Intro to Tophat - ccsstudentmentors/tutorials GitHub Wiki

So, you've gotten your fastq files (files containing millions of reads for each sample) onto your chosen computing server. The next step is to align them to the correct genome.

Lots of different next-generation sequencing applications require aligning the produced reads to the genome, but RNA-Seq has an additional layer of complexity. Since the reads are coming from processed mRNA which only covers coding exons, a read might overlap a splice junction and the raw reads will not align properly to the genome (because introns). To deal with this, RNA-Seq reads must be aligned to the genome with a 'splice-aware aligner'.

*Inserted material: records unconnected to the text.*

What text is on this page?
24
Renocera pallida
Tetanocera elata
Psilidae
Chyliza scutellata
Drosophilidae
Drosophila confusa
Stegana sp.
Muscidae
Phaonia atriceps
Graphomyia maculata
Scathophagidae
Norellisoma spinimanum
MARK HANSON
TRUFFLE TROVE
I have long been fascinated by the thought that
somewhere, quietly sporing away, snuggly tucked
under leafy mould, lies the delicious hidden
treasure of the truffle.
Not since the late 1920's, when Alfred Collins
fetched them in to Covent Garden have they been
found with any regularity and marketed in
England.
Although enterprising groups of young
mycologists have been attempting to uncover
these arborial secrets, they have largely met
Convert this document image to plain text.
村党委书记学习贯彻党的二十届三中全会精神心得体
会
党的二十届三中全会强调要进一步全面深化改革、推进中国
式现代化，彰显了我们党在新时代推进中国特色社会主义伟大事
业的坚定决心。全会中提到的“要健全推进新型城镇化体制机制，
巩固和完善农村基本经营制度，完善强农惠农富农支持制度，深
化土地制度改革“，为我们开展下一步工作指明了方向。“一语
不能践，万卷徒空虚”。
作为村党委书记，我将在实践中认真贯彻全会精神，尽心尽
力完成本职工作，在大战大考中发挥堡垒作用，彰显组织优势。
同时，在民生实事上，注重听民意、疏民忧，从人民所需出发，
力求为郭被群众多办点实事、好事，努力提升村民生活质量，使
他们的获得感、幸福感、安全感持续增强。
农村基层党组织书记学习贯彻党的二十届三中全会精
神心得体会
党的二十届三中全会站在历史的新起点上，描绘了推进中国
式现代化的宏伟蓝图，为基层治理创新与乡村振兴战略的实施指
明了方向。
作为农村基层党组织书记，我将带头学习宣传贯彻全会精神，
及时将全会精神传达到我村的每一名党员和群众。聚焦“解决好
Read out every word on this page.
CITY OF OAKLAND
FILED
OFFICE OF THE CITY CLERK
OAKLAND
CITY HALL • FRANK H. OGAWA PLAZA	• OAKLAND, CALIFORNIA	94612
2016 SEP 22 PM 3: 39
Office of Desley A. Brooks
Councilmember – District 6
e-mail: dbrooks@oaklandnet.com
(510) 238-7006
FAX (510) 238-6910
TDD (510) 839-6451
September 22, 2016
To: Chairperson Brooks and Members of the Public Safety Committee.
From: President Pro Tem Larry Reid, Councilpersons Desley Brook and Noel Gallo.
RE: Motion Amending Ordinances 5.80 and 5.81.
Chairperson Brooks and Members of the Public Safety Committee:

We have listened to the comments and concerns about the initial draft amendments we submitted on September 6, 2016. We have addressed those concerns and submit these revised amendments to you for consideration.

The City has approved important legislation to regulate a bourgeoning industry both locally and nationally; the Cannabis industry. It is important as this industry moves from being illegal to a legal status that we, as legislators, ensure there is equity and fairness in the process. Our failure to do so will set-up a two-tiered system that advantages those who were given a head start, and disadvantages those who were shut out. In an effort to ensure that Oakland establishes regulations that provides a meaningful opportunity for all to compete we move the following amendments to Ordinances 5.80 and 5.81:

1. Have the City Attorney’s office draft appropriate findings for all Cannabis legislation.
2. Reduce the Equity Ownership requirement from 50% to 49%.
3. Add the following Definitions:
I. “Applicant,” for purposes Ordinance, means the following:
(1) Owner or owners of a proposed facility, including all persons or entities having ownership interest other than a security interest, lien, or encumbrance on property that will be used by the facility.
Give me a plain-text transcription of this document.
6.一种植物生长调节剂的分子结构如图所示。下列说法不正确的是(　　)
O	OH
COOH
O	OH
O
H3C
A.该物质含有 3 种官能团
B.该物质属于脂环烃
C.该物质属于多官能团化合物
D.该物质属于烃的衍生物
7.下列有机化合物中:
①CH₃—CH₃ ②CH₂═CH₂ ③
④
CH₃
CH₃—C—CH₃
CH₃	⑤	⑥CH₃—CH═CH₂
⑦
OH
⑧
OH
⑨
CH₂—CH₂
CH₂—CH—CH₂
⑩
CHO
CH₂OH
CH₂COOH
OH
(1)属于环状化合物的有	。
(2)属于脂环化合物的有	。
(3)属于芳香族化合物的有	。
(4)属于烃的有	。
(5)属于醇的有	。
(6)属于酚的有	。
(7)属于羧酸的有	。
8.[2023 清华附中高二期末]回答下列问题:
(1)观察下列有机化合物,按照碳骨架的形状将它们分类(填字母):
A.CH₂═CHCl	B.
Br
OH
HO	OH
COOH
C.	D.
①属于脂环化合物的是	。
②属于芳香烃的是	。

There are numerous splice-aware aligners available for use. The two most common are Tophat2 and STAR. Both are installed on Pegasus (and can be loaded as modules) if you wish to use them. Currently, Tophat2 is the more commonly used tool, but STAR is quickly gaining popularity because it is much faster while being just as accurate. There are plenty of papers comparing the two, but one that I think does a particularly excellent job (and also compares many other RNA-Seq related tools) is Williams et al., 2014.

Whichever tool you choose to use is up to you. The paper above can help you make an informed decision. In this module, you will find tutorials on how to install and use both Tophat and STAR.